Caulk explosive. A couple of flares. A sat phone.
‘Who’s on the other end of this phone? CIA?’
‘Give or take.’
‘How about you? Are you Agency?’
‘I’m a contractor.’
‘Lay it out for me. The whole thing.’
‘Covert ops,’ said Gaunt. ‘They spent a lot of time and money locating the Spektr crash site. Invested a shitload more cash to bring the virus to a weaponised form. Then all hell broke loose. Their team got wiped out.’
‘What about us?’
‘Guinea pigs. They sent you into the contamination zone to see if you would survive, to see if the virus could be retrie
ved.’
‘Don’t they have their own guys? Couldn’t they use Delta?’
‘Does this look like an officially sanctioned operation to you? Congressional oversight, all that shit? This is deep black. Strictly back-channel assets. A small bunch of ambitious guys. They’ve overreached themselves, and now they are trying to clean up.’
‘But they’ll pay?’ asked Voss. ‘If we deliver the virus, they’ll pay?’
‘Dollars or roubles. Langley, Russian intelligence, China. Who gives a shit? Someone will make us rich.’
‘So call him up. This guy.’
‘His name is Koell.’
‘Get him to send a chopper.’
‘He’s written us off. He’s pulled the plug. Right now, it’s sun-up, and aerial surveillance is showing him a fuck-ton of bodies and a couple of wrecked choppers.’
‘He’s going to call down some kind of airstrike? You’re sure?’
‘The plane is probably in the air right now. If we are going to ride that locomotive out of here, I suggest we get going.’
The battery compartment. A steel box bolted to the underskirt of the locomotive.
Lucy smashed the padlock with the butt of her rifle. She unclipped the dead battery. Amanda helped drag it from the compartment and dump it on the tunnel floor.
They pushed the fresh Exide battery into the vacant space and attached bulldog terminals.
They climbed in the cab. Lucy checked the driver’s console. Battery indicator lit green.

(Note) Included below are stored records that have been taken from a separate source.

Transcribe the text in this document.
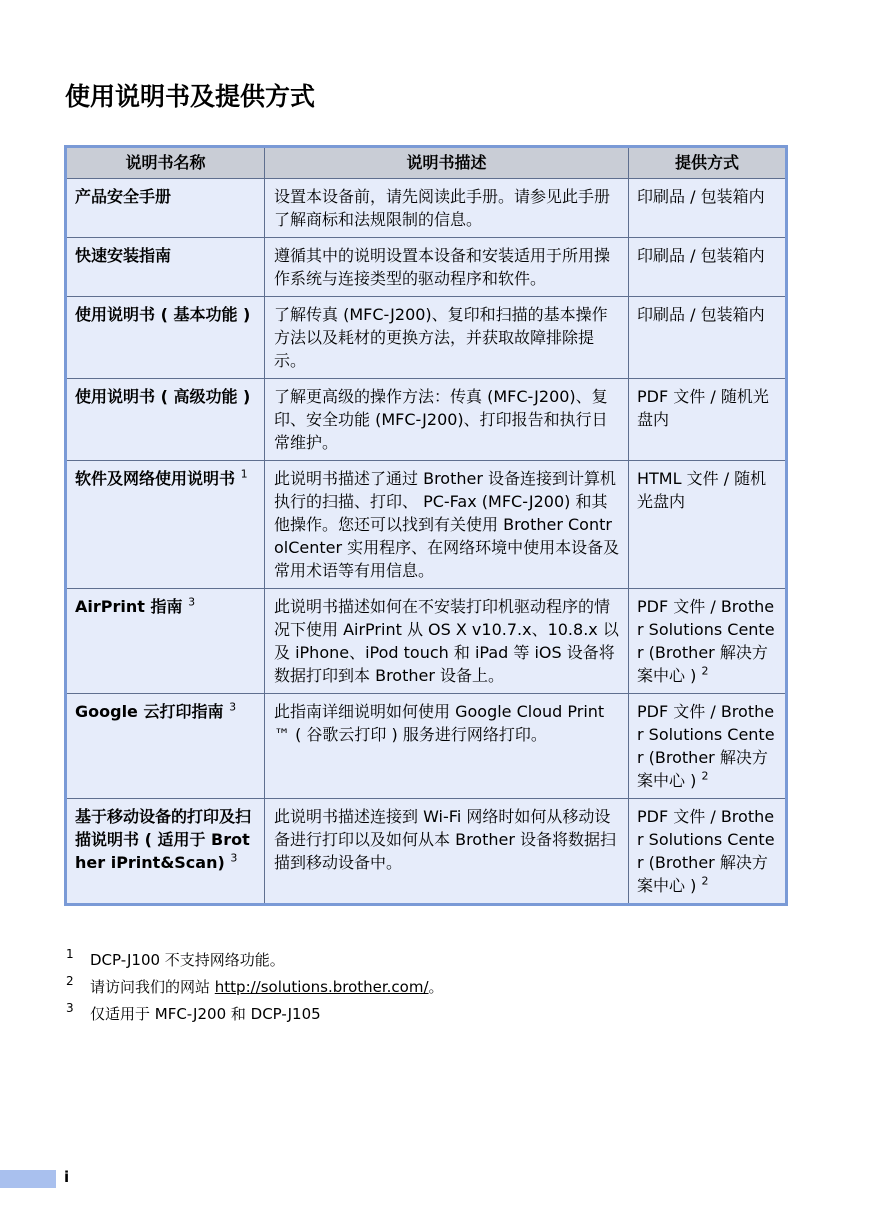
使用说明书及提供方式
说明书名称	说明书描述	提供方式
产品安全手册	设置本设备前，请先阅读此手册。请参见此手册了解商标和法规限制的信息。	印刷品 / 包装箱内
快速安装指南	遵循其中的说明设置本设备和安装适用于所用操作系统与连接类型的驱动程序和软件。	印刷品 / 包装箱内
使用说明书 ( 基本功能 )	了解传真 (MFC-J200)、复印和扫描的基本操作方法以及耗材的更换方法，并获取故障排除提示。	印刷品 / 包装箱内
使用说明书 ( 高级功能 )	了解更高级的操作方法：传真 (MFC-J200)、复印、安全功能 (MFC-J200)、打印报告和执行日常维护。	PDF 文件 / 随机光盘内
软件及网络使用说明书 $^1$	此说明书描述了通过 Brother 设备连接到计算机执行的扫描、打印、 PC-Fax (MFC-J200) 和其他操作。您还可以找到有关使用 Brother ControlCenter 实用程序、在网络环境中使用本设备及常用术语等有用信息。	HTML 文件 / 随机光盘内
AirPrint 指南 $^3$	此说明书描述如何在不安装打印机驱动程序的情况下使用 AirPrint 从 OS X v10.7.x、10.8.x 以及 iPhone、iPod touch 和 iPad 等 iOS 设备将数据打印到本 Brother 设备上。	PDF 文件 / Brother Solutions Center (Brother 解决方案中心 ) $^2$
Google 云打印指南 $^3$	此指南详细说明如何使用 Google Cloud Print™ ( 谷歌云打印 ) 服务进行网络打印。	PDF 文件 / Brother Solutions Center (Brother 解决方案中心 ) $^2$
基于移动设备的打印及扫描说明书 ( 适用于 Brother iPrint&Scan) $^3$	此说明书描述连接到 Wi-Fi 网络时如何从移动设备进行打印以及如何从本 Brother 设备将数据扫描到移动设备中。	PDF 文件 / Brother Solutions Center (Brother 解决方案中心 ) $^2$
1 DCP-J100 不支持网络功能。
2 请访问我们的网站 http://solutions.brother.com/。
3 仅适用于 MFC-J200 和 DCP-J105
i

‘That’s it,’ said Lucy. ‘We’re in business. Let’s grab some water and ammo, and get the fuck out of here.’
They ran to the tunnel entrance. No sign of Voss.
Lucy hit the pressel switch on her radio.
‘Voss? Where the fuck are you?’
No response.
‘Voss. Come on, man. Time to go.’
No reply.
They filled a backpack with ammunition, water and a couple of MRE pouches.
Lucy slung the backpack. Amanda carried the SAW.
They headed back to the train. They climbed aboard one of the umber and cream carriages hitched to the locomotive.
Amanda checked out the interior of the coach.
‘Christ.’
Cobwebbed grandeur. Elegant Queen Anne furniture. Panelled walls inlaid with marquetry foliage. Brass fixtures.